CSUN receives $40 million donation from philanthropist MacKenzie Scott, largest in school’s history

California

Cal State Northridge has received a $40 million donation, the largest in its 63-year history, to address equity gaps at the four-year university.

The donation comes from author and philanthropist MacKenzie Scott, one of the wealthiest people in the world, CSUN said in a Tuesday morning, June 15, statement announcing the gift.

The $40 million CSUN received is part of an overall $2.7 billion in donations Scott is donating to 286 “high-impact organizations in categories and communities that have been historically underfunded and overlooked,” she announced in an online post Tuesday morning.

Other schools in Southern California also received donations, according to that post, including Cal State Fullerton, Pasadena City College and Long Beach City College. Fullerton also received $40 million while LBCC and Pasadena City College each received $30 million.
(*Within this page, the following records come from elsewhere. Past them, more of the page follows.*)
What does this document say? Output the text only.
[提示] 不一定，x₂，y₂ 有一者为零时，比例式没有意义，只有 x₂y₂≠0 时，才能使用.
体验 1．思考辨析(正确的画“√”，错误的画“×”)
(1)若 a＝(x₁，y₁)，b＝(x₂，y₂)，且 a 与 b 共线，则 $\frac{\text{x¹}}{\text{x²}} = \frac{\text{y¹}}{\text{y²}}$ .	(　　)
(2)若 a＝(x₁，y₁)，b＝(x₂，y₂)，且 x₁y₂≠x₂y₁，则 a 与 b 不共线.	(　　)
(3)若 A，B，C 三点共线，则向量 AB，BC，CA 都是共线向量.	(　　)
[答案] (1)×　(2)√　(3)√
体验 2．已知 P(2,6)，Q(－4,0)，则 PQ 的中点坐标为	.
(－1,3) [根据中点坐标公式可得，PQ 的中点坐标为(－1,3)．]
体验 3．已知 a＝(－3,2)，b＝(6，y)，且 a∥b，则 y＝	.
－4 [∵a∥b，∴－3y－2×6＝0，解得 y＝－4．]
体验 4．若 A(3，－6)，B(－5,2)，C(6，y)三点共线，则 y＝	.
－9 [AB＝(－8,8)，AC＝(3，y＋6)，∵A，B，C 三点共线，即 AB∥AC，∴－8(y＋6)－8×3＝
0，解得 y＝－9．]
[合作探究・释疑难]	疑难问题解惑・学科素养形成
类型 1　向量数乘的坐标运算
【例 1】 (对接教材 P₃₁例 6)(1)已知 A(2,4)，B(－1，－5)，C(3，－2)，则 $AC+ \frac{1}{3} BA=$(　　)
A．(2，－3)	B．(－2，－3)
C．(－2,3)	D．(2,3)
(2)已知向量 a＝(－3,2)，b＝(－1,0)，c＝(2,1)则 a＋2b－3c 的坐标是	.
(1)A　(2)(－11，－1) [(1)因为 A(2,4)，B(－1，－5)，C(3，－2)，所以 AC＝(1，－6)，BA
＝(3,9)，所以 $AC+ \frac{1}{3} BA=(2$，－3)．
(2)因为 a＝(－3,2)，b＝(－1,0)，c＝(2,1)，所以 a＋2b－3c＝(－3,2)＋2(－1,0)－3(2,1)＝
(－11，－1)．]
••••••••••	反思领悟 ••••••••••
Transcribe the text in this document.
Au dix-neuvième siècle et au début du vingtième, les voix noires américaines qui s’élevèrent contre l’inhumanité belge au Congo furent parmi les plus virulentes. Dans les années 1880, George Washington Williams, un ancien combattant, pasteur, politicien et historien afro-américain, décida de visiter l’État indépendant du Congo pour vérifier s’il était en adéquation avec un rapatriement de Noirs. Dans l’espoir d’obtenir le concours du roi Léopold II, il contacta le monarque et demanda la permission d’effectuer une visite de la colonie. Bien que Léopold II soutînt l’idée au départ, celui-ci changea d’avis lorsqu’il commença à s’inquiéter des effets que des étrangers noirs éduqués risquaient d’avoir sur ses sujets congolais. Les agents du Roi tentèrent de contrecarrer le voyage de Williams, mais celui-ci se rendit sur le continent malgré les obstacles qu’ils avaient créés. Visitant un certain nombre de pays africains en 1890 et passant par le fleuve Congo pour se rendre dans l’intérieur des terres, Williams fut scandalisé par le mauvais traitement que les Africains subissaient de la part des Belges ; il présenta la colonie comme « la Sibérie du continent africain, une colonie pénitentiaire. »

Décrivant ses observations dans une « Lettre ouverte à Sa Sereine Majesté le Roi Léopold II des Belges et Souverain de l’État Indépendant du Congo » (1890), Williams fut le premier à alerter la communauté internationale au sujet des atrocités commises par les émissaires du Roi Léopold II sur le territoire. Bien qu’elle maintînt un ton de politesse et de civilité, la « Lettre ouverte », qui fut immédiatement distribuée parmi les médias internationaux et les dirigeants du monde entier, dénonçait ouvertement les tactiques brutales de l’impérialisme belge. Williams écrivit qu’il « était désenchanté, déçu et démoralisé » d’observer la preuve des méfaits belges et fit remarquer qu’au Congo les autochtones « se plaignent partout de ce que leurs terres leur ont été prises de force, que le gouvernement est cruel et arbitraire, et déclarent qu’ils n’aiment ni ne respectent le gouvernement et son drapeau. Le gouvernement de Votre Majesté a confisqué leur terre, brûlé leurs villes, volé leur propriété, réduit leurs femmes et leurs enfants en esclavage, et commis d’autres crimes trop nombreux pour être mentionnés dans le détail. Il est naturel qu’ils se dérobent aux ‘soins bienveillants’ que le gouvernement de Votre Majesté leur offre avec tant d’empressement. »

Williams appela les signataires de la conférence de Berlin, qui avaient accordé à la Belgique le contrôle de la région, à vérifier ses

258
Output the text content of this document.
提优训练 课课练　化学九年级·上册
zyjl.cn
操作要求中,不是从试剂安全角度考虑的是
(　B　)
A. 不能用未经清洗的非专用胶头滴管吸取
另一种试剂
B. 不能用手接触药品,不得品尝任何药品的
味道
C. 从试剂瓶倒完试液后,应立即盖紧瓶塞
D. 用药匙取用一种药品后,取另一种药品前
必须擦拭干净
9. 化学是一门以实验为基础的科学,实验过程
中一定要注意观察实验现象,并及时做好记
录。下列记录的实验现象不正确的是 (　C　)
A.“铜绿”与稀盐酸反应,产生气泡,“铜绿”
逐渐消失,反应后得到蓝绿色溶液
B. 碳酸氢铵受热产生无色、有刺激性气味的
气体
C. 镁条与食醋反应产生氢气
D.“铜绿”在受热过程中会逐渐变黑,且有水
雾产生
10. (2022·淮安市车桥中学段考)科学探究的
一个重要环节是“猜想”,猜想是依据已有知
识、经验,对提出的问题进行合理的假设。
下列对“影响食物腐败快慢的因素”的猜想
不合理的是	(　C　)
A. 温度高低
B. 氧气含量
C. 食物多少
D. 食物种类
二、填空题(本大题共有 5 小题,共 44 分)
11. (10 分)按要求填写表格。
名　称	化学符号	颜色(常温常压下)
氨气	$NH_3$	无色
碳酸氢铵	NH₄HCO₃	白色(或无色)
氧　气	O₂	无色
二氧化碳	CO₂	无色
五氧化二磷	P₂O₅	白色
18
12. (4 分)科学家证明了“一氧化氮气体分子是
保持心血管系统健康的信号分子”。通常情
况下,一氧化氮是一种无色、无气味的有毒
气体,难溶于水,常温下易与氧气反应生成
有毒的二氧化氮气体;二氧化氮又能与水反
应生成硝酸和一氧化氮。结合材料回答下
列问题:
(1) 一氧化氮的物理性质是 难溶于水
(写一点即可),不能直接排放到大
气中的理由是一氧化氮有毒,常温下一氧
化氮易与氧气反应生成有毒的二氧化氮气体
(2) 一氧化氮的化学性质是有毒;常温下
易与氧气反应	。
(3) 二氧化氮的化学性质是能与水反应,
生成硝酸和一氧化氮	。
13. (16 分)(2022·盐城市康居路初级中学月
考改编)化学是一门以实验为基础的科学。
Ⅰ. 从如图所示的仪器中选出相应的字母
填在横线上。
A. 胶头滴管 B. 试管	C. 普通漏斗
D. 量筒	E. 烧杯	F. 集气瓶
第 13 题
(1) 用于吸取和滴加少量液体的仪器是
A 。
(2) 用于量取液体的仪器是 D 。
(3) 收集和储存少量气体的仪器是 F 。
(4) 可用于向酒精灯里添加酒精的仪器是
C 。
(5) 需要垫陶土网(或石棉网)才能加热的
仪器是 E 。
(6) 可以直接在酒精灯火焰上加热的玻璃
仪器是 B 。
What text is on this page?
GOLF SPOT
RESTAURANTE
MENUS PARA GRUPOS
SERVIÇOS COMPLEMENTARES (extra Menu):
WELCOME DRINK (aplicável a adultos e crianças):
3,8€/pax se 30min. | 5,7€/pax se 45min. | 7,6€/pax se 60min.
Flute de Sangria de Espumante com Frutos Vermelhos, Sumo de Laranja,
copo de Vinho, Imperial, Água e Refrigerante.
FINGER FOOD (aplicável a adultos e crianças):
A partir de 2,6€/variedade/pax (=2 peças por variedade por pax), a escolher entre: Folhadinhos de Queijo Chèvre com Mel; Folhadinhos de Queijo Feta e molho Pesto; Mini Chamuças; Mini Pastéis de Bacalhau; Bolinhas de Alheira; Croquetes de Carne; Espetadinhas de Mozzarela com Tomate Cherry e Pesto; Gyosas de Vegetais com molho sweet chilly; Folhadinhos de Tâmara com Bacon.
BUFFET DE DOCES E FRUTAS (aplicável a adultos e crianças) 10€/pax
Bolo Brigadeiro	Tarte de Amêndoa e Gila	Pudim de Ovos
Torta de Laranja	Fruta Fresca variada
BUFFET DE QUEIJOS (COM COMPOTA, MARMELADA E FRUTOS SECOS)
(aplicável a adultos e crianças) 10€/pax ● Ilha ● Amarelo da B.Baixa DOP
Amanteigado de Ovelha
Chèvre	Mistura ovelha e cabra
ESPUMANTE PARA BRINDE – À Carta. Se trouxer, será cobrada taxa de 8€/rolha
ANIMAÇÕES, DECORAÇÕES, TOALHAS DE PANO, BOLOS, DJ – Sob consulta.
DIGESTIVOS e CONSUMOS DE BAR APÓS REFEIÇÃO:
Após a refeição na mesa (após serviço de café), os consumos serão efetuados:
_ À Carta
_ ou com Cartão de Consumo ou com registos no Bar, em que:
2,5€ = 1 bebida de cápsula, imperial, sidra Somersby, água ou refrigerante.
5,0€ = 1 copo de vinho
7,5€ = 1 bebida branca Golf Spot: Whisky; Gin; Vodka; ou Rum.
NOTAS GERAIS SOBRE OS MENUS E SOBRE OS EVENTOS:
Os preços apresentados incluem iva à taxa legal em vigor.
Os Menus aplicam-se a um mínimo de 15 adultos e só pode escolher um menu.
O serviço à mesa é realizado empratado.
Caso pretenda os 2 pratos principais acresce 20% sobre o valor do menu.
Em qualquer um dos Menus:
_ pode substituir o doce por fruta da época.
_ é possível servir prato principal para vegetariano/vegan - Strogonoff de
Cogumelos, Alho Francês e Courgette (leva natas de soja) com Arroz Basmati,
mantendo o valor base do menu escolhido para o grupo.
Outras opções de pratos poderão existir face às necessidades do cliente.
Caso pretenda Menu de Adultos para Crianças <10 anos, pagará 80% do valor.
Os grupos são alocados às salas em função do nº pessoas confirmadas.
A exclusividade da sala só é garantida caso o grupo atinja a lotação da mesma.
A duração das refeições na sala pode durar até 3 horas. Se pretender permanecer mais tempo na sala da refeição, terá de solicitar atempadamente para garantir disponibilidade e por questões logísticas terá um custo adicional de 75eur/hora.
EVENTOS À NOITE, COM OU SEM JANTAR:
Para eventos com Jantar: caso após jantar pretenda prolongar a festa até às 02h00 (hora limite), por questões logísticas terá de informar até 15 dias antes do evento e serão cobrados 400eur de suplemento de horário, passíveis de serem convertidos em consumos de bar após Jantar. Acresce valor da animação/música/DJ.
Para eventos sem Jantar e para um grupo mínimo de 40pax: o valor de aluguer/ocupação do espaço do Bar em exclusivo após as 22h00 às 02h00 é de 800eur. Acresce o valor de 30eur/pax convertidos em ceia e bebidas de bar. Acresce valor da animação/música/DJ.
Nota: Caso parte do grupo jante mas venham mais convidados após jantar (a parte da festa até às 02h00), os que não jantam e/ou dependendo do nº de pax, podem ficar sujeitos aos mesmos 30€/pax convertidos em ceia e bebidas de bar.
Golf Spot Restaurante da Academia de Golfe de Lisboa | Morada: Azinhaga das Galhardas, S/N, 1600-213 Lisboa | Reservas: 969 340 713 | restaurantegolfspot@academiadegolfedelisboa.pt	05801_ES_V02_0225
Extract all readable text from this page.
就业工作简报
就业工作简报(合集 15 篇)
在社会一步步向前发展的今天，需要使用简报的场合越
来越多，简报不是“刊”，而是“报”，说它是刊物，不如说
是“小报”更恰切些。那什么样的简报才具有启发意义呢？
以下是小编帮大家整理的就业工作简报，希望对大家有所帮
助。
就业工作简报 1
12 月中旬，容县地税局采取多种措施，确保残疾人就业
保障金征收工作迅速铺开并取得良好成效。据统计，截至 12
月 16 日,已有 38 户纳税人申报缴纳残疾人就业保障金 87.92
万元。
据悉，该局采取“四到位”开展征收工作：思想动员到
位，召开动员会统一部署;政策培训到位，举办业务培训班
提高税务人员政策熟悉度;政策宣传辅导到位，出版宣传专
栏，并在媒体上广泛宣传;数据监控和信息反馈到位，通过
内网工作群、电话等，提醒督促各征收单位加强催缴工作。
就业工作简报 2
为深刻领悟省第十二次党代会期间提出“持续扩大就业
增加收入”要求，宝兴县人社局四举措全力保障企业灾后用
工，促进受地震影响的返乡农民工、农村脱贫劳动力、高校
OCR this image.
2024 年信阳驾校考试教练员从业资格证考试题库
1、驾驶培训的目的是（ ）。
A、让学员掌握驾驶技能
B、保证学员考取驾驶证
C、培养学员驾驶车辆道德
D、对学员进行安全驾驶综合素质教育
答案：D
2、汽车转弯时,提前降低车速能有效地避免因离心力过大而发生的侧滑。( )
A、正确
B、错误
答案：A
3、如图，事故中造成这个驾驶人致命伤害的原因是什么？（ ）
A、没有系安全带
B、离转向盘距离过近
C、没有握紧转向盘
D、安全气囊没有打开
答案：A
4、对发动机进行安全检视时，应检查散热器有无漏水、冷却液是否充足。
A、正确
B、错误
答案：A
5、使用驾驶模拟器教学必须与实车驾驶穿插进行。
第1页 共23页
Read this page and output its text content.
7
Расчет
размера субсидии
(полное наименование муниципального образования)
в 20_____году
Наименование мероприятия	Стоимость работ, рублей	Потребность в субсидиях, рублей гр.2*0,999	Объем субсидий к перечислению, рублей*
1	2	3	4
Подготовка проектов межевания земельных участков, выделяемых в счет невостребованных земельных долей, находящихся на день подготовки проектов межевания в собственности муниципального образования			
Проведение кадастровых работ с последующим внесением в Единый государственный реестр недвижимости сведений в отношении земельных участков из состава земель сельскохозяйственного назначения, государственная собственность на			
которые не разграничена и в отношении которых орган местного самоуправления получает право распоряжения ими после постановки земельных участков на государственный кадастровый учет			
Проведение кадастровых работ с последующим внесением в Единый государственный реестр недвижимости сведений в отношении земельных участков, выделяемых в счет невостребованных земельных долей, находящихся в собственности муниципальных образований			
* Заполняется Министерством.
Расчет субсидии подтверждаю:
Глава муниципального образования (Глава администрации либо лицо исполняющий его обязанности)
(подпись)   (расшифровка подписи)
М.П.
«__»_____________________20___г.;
“Higher education is a proven pathway to opportunity,” Scott, who was married to Amazon founder Jeff Bezos before the couple divorced in 2019, wrote, “so we looked for 2- and 4-year institutions successfully educating students who come from communities that have been chronically underserved.”

The CSUN donation will go toward “presidential priorities,” the university said in its announcement.

President Erika D. Beck, who assumed that top post in January, under took a 100-day listening tour at the beginning of her tenure and then issued a report on what she learned.

The university’s priorities, based on that report, include eliminating equity gaps, diversifying the faculty, academic excellence, and student supporting the “educational goals and intellectual promise” of its students, the CSUN announcement said.

“While one-time dollars cannot be used to support long-term expenses in perpetuity,” Beck said in a statement about Scott’s donation, “with a mix of focused spending and investment, we can, and will, use these dollars to transform our campus for generations to come.”

U.S. News & World Report recently ranked CSUN the 21st best university in the West on social mobility. And, like most Cal State universities, CSUN has a diverse student population, with more than half of those enrolled identifying as Latino. And 71% of those enrolled were first-generation college students, as of fall 2020, according to university data.

“This transformative gift provides a once-in-a-lifetime opportunity to advance our future as leaders in equity-centered student success,” Beck said, “to provide a brighter and more equitable future for our students, their families and the communities we are so proud to serve.”